« J'ai envoyé à la banque tout mon historique crypto. Ce n'était toujours pas suffisant. »
Pourquoi un historique complet échoue encore à l'examen d'origine du patrimoine, et ce qu'une déclaration structurée dit que les données brutes ne disent pas.
Un détenteur de crypto a résumé le problème en un seul commentaire de forum :
« Ensuite, vous leur envoyez l’historique complet des transactions et des portefeuilles, jusqu’au dépôt fiat d’origine, et ils répondent que ce n’est pas suffisant. Ils ne disent jamais ce qu’ils veulent voir exactement. Cela m’est arrivé avec plusieurs banques. »
C’est là toute la frustration d’un retrait crypto important. La banque demande d’où vient l’argent. Le client envoie ses relevés de plateformes d’échange, l’historique de ses portefeuilles, des captures d’écran, des rapports fiscaux et la preuve de l’investissement fiat initial. Et la réponse peut encore être que ce n’est pas suffisant.
Le problème n’est généralement pas que le patrimoine soit illégitime. C’est qu’une masse de données de transactions n’est pas la même chose qu’une explication claire de l’origine du patrimoine.
Les solutions de contournement ont leurs limites
Pour de petits montants, les détenteurs de crypto ne manquent pas d’alternatives. Ils peuvent dépenser via une carte adossée à la crypto, encaisser progressivement, ou simplement conserver l’essentiel de leur patrimoine en crypto. Certains suggèrent même d’acheter un bien de valeur en crypto pour le revendre plus tard en fiat.
Ces solutions perdent beaucoup de leur utilité dès que des sommes importantes doivent entrer dans le système bancaire. Une carte crypto paie les dépenses du quotidien. Elle ne dépose pas 500 000 € sur votre compte bancaire pour l’achat d’une maison.
Acheter une voiture ou une montre en crypto ne règle pas nécessairement le problème non plus. Si 200 000 € arrivent plus tard sur votre compte à la revente de ce bien, la banque peut toujours demander d’où venait l’argent qui a servi à l’acheter. La question de l’origine du patrimoine a simplement reculé d’un cran.
Pour des montants significatifs, c’est le patrimoine crypto lui-même qu’il faut, tôt ou tard, expliquer.
« Voici mes transactions » n’est pas une explication
Imaginez une personne qui a investi 20 000 € en Bitcoin il y a des années et dont le portefeuille vaut aujourd’hui 600 000 €. Elle remet à la banque l’historique complet de ses transactions. La banque doit encore comprendre comment 20 000 € sont devenus 600 000 €.
La croissance vient-elle de l’appréciation du Bitcoin sur le long terme ? D’un trading actif ? Du minage, de la DeFi, ou de plusieurs investissements répartis sur différentes plateformes ? Quels transferts n’étaient que des mouvements entre les propres portefeuilles du client, et lesquels représentaient de l’argent qui entrait ou sortait réellement du portefeuille ?
Un fichier CSV de 50 000 transactions peut contenir la réponse. Il ne l’explique pas nécessairement. C’est là l’écart.
Plus de documents peuvent aggraver le problème
Avec un patrimoine traditionnel, une banque peut généralement suivre l’histoire à partir d’un historique de salaires, d’un acte de vente immobilière ou d’un relevé de placements. La crypto peut représenter dix ans de portefeuilles, de plateformes, de trading et de transferts, et tout envoyer sans structure peut rendre le dossier plus difficile à examiner, pas plus facile.

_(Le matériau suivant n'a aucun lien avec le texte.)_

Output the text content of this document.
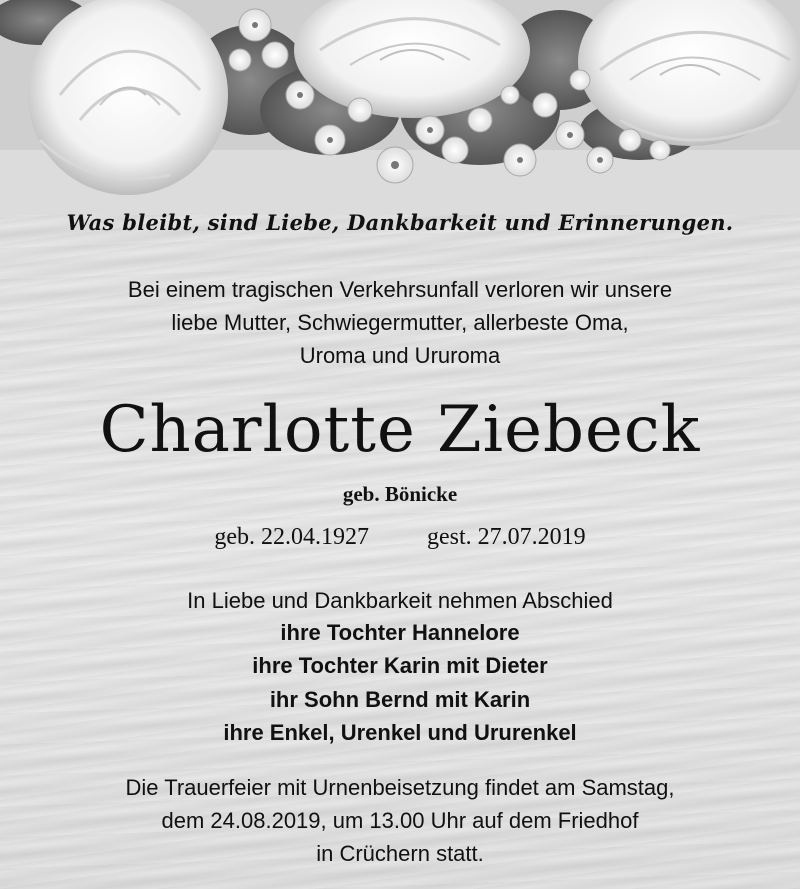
Was bleibt, sind Liebe, Dankbarkeit und Erinnerungen.
Bei einem tragischen Verkehrsunfall verloren wir unsere
liebe Mutter, Schwiegermutter, allerbeste Oma,
Uroma und Ururoma
Charlotte Ziebeck
geb. Bönicke
geb. 22.04.1927 gest. 27.07.2019
In Liebe und Dankbarkeit nehmen Abschied
ihre Tochter Hannelore
ihre Tochter Karin mit Dieter
ihr Sohn Bernd mit Karin
ihre Enkel, Urenkel und Ururenkel
Die Trauerfeier mit Urnenbeisetzung findet am Samstag,
dem 24.08.2019, um 13.00 Uhr auf dem Friedhof
in Crüchern statt.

L’objectif ne devrait donc pas être de tout donner à la banque. Il devrait être de lui donner une histoire claire que les données sous-jacentes peuvent prouver.
Une bonne déclaration d’origine du patrimoine répond à quelques questions simples :
- D’où venait le capital initial ?
- Comment le patrimoine a-t-il été constitué ?
- Quels ont été les principaux flux entrants et sortants externes ?
- Quels portefeuilles et quelles plateformes ont été pris en compte ?
- L’historique financier explique-t-il de façon plausible le patrimoine actuel ?
- Reste-t-il des lacunes ou des risques significatifs à expliquer ?
C’est bien plus utile pour un analyste que de reconstituer à la main dix ans d’activité crypto.
Voilà le vrai problème des retraits crypto importants
Les données blockchain peuvent montrer où les actifs ont circulé. Un examen d’origine du patrimoine pose une question plus large : comment cette personne a-t-elle légitimement constitué ce patrimoine ? C’est pourquoi envoyer seulement des relevés blockchain ou des exports de plateformes échoue si souvent. L’établissement a besoin d’une histoire financière cohérente, et le meilleur moment pour la construire se situe avant qu’un virement important n’atteigne la banque.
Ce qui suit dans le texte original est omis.